What worries Indian Army is the permanent construction of infrastructure on the Chinese side of the LAC.
“Both sides have moved back troops but there is no decrease in the number of troops in the vicinity,” said a source.
Bigger worry is the construction of infrastructure, habitat and defences, the source added. Indian Army had said on August 6 that disengagement was carried out and troops of both sides had moved back to their permanent bases.
Another source said the Chinese have troops with equipment all along the Western Highway.

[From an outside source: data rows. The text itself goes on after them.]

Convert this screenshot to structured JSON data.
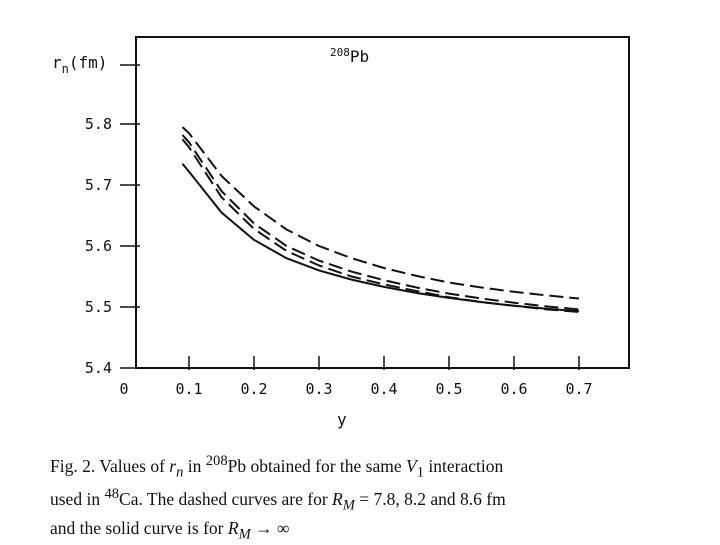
{
  "chart_data": {
    "type": "line",
    "annotation_mass": "208",
    "annotation_element": "Pb",
    "ylabel_main": "r",
    "ylabel_sub": "n",
    "ylabel_unit": "(fm)",
    "xlabel": "y",
    "xlim": [
      0,
      0.7
    ],
    "ylim": [
      5.4,
      5.9
    ],
    "x_ticks": [
      "0",
      "0.1",
      "0.2",
      "0.3",
      "0.4",
      "0.5",
      "0.6",
      "0.7"
    ],
    "y_ticks": [
      "5.4",
      "5.5",
      "5.6",
      "5.7",
      "5.8"
    ],
    "grid": false,
    "series": [
      {
        "style": "dashed",
        "x": [
          0.09,
          0.1,
          0.15,
          0.2,
          0.25,
          0.3,
          0.35,
          0.4,
          0.45,
          0.5,
          0.55,
          0.6,
          0.65,
          0.7
        ],
        "y": [
          5.795,
          5.785,
          5.715,
          5.665,
          5.627,
          5.6,
          5.58,
          5.564,
          5.551,
          5.54,
          5.532,
          5.525,
          5.519,
          5.514
        ]
      },
      {
        "style": "dashed",
        "x": [
          0.09,
          0.1,
          0.15,
          0.2,
          0.25,
          0.3,
          0.35,
          0.4,
          0.45,
          0.5,
          0.55,
          0.6,
          0.65,
          0.7
        ],
        "y": [
          5.782,
          5.77,
          5.69,
          5.637,
          5.6,
          5.576,
          5.558,
          5.544,
          5.532,
          5.522,
          5.514,
          5.507,
          5.501,
          5.496
        ]
      },
      {
        "style": "dashed",
        "x": [
          0.09,
          0.1,
          0.15,
          0.2,
          0.25,
          0.3,
          0.35,
          0.4,
          0.45,
          0.5,
          0.55,
          0.6,
          0.65,
          0.7
        ],
        "y": [
          5.775,
          5.762,
          5.68,
          5.628,
          5.592,
          5.568,
          5.55,
          5.537,
          5.526,
          5.516,
          5.508,
          5.502,
          5.496,
          5.492
        ]
      },
      {
        "style": "solid",
        "x": [
          0.09,
          0.1,
          0.15,
          0.2,
          0.25,
          0.3,
          0.35,
          0.4,
          0.45,
          0.5,
          0.55,
          0.6,
          0.65,
          0.7
        ],
        "y": [
          5.735,
          5.722,
          5.655,
          5.61,
          5.58,
          5.56,
          5.545,
          5.533,
          5.523,
          5.515,
          5.508,
          5.502,
          5.497,
          5.493
        ]
      }
    ]
  },
  "caption": {
    "fig_label": "Fig. 2.",
    "t1": " Values of ",
    "r_sym": "r",
    "r_sub": "n",
    "t2": " in ",
    "pb_mass": "208",
    "pb_el": "Pb",
    "t3": " obtained for the same ",
    "v_sym": "V",
    "v_sub": "1",
    "t4": " interaction",
    "t5": "used in ",
    "ca_mass": "48",
    "ca_el": "Ca",
    "t6": ". The dashed curves are for ",
    "rm_sym": "R",
    "rm_sub": "M",
    "t7": " = 7.8, 8.2 and 8.6 fm",
    "t8": "and the solid curve is for ",
    "rm2_sym": "R",
    "rm2_sub": "M",
    "t9": " → ∞"
  }
}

“Their troops are at a distance of 150 km from Depsang, 100 km from Chushul and 60 km from Demchok.” India has maintained that only after complete disengagement, de-escalation will begin.
There have been major parlays to sort this out. And this time, the number of contentious locations along the LAC in Ladakh has increased.
The Chinese want Indian Army to move out soldiers deployed after the May 5, 2020, standoff which began with clashes at Finger 4 on the north bank of Pangong Tso.
It spread to multiple points including Hot Spring, Gogra, Galwan and Depsang.
Disengagement has taken place from Galwan (Patrolling Point 14), both banks of Pangong Tso and Gogra (PP 17A). The standoff continues at Depsang Bulge (PPs 10, 11, 11A, 12 & 13) along around 972 sq km on both sides.